Il rinvio del volo e la nota di Schierarsi
Lo stop al rimpatrio è stato ufficializzato dall’associazione Schierarsi, la realtà fondata dallo stesso ex deputato del Movimento 5 Stelle. I rappresentanti hanno diffuso un avviso per chiarire lo stato delle cose.
«Il rientro è stato rinviato», spiega la nota dell’associazione. «Chiediamo a tutti di mantenere la massima discrezione e prudenza nella diffusione di informazioni, in attesa di ulteriori aggiornamenti».
Stando a quanto rivelato dal Corriere della Sera, la modifica della tabella di marcia è legata a un’operazione condotta direttamente nella capitale cubana.
Il ricovero del 28 agosto e i soccorsi
Di Battista era arrivato sull’isola caraibica per girare una serie di servizi giornalistici destinati a Il Fatto Quotidiano e alla piattaforma TvLoft. I problemi sono iniziati la scorsa settimana.

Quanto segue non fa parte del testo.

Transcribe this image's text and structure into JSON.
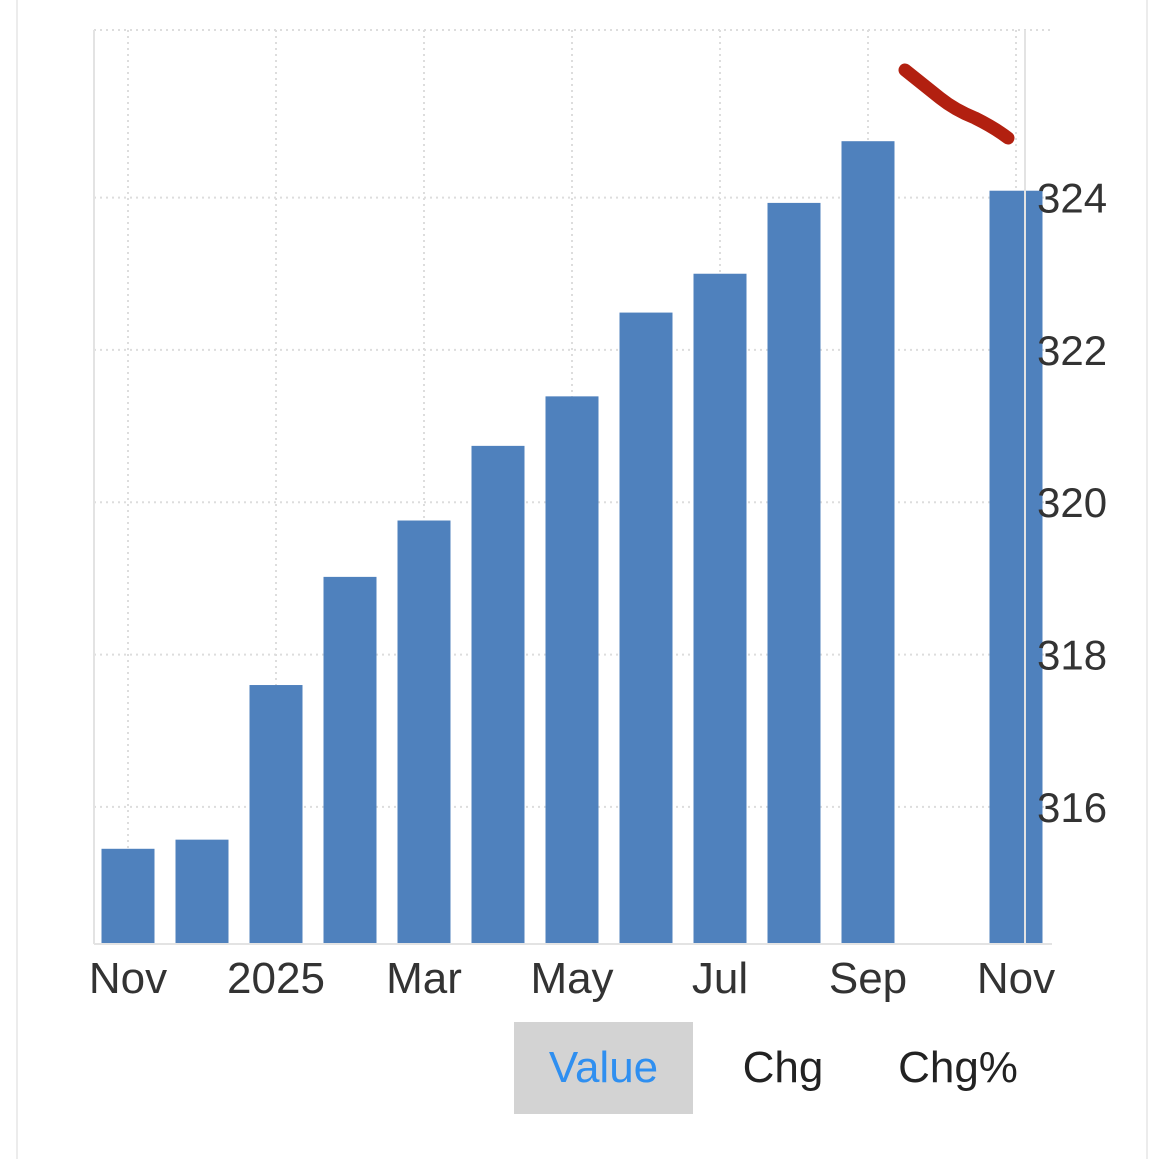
{
  "chart_data": {
    "type": "bar",
    "x_tick_labels": [
      "Nov",
      "2025",
      "Mar",
      "May",
      "Jul",
      "Sep",
      "Nov"
    ],
    "categories": [
      "Nov 2024",
      "Dec 2024",
      "Jan 2025",
      "Feb 2025",
      "Mar 2025",
      "Apr 2025",
      "May 2025",
      "Jun 2025",
      "Jul 2025",
      "Aug 2025",
      "Sep 2025",
      "Oct 2025",
      "Nov 2025"
    ],
    "values": [
      315.45,
      315.57,
      317.6,
      319.02,
      319.76,
      320.74,
      321.39,
      322.49,
      323.0,
      323.93,
      324.74,
      null,
      324.09
    ],
    "y_ticks": [
      316,
      318,
      320,
      322,
      324
    ],
    "ylim": [
      314.2,
      326.2
    ],
    "y_axis_position": "right",
    "grid": true,
    "bar_color": "#4f81bd",
    "annotation": {
      "type": "hand-drawn stroke",
      "color": "#b22010",
      "placement": "top-right, above last bar"
    }
  },
  "view_toggle": {
    "options": [
      "Value",
      "Chg",
      "Chg%"
    ],
    "selected": "Value",
    "active_color": "#2f8ff0",
    "active_background": "#d3d3d3"
  }
}
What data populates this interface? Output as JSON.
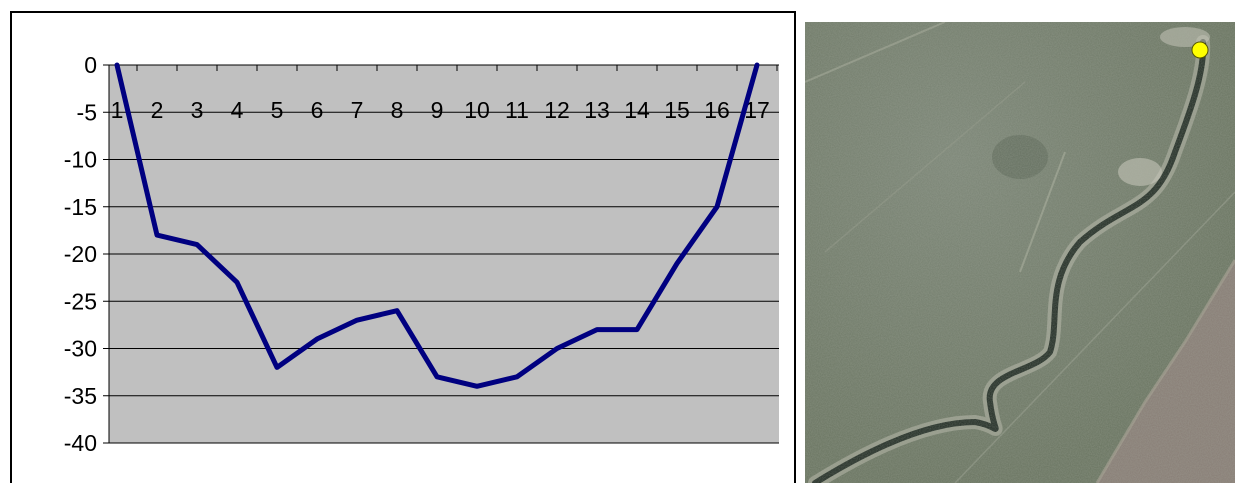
{
  "chart_data": {
    "type": "line",
    "categories": [
      "1",
      "2",
      "3",
      "4",
      "5",
      "6",
      "7",
      "8",
      "9",
      "10",
      "11",
      "12",
      "13",
      "14",
      "15",
      "16",
      "17"
    ],
    "series": [
      {
        "values": [
          0,
          -18,
          -19,
          -23,
          -32,
          -29,
          -27,
          -26,
          -33,
          -34,
          -33,
          -30,
          -28,
          -28,
          -21,
          -15,
          0
        ]
      }
    ],
    "ylim": [
      -40,
      0
    ],
    "ytick_step": 5,
    "grid": true,
    "legend": "none",
    "colors": {
      "plot_background": "#c0c0c0",
      "line": "#000080",
      "gridline": "#000000"
    }
  },
  "map": {
    "description_icon": "satellite-image",
    "marker_color": "#ffff00",
    "colors": {
      "grassland": "#6f7a6a",
      "grassland_light": "#8a9384",
      "field": "#8d7e78",
      "river": "#1f2a22",
      "riverbank": "#c9c7bb"
    }
  }
}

Il 28 agosto l’ex parlamentare ha accusato una forte cefalea a cui è seguito un malore improvviso, rendendo indispensabile il ricovero immediato in ospedale.
L’arrivo dei medici dal Gemelli
Nelle ore successive all’ospedalizzazione, la compagna Sahra Lahouasnia è volata a Cuba per stargli vicino. Con lei sono partiti anche due medici specialisti del Policlinico Gemelli di Roma per seguire l’evoluzione del quadro clinico.
Sui social, Di Battista aveva espresso parole di gratitudine per i sanitari dell’isola, lodati anche dal team medico italiano per la tempestività nell’individuare il problema. Il tragitto di rientro verso l’Italia doveva svolgersi su un volo protetto coperto da una polizza assicurativa stipulata prima della trasferta.